What’s “affordable”? What’s “sustainable”?
The question on the first adjective is always open because it depends who you’re talking about. The second, it seems to me, needs to take climate into account and, for housing, the number & type of occupants.
My “sustainable” question arose yesterday when I saw the winner of the Australian Housing Industry Association was praised for having a 10,000-litre (2200-gallon) rainwater tank. In Melbourne, as here, that would be enough to water the garden and, for the family of 4 the house was designed for, would leave them without water through summer & probably autumn.
As in the Rodney district of Auckland, that standard family would have to rely on visits from the water tanker unless they applied the rule of thumb my old neighbour gave me years ago: “Turn the tap off before you turn it on.”
A tank about double that of the award winner would provide a sustainable supply, if used discreetly.
The Australian association presented its GreenSmart home of the year award & sustainable home award to Victorian building company Beaumont Concepts for a home it says has no electricity costs for a family of 4.
It’s “net energy positive; made possible by a 6kW solar PV system & battery energy storage.

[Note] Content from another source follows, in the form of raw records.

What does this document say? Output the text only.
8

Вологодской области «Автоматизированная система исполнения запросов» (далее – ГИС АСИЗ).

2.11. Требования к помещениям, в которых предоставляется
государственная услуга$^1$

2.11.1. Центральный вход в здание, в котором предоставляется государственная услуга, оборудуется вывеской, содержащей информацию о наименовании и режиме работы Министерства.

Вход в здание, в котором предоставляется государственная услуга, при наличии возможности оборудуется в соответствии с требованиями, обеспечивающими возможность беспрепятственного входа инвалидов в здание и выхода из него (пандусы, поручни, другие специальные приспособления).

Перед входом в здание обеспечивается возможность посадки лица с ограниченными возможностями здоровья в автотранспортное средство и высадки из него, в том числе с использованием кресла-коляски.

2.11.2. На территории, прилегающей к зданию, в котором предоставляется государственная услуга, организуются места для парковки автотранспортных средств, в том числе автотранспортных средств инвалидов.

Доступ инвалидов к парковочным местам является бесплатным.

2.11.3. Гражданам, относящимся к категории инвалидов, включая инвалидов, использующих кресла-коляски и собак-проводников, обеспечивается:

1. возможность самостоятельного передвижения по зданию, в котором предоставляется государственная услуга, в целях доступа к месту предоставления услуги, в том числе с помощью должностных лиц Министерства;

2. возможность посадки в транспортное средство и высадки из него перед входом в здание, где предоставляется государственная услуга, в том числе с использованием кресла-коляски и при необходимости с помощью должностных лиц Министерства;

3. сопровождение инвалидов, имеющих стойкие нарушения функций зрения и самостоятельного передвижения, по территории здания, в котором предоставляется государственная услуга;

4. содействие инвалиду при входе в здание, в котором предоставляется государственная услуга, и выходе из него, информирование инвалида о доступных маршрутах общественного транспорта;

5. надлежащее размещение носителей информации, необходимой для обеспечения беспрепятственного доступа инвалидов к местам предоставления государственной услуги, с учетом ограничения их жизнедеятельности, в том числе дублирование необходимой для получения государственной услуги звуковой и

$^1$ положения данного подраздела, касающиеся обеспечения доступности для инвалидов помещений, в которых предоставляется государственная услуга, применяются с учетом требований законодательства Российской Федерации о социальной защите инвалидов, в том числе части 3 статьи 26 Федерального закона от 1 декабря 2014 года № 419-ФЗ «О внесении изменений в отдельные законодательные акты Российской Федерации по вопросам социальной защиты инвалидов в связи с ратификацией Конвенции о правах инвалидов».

A 10,000-litre rainwater tank, low-VOC paints & locally sourced materials round out the sustainable features of this stylish build”.
The association said the judges were impressed by the eco-friendly design & finishes: “The home integrates sustainable design & recycled materials with a close-to-zero energy efficiency result.”
It may perform well on other sustainability measures, but on water supply it’s a fail.
Attribution: Association release.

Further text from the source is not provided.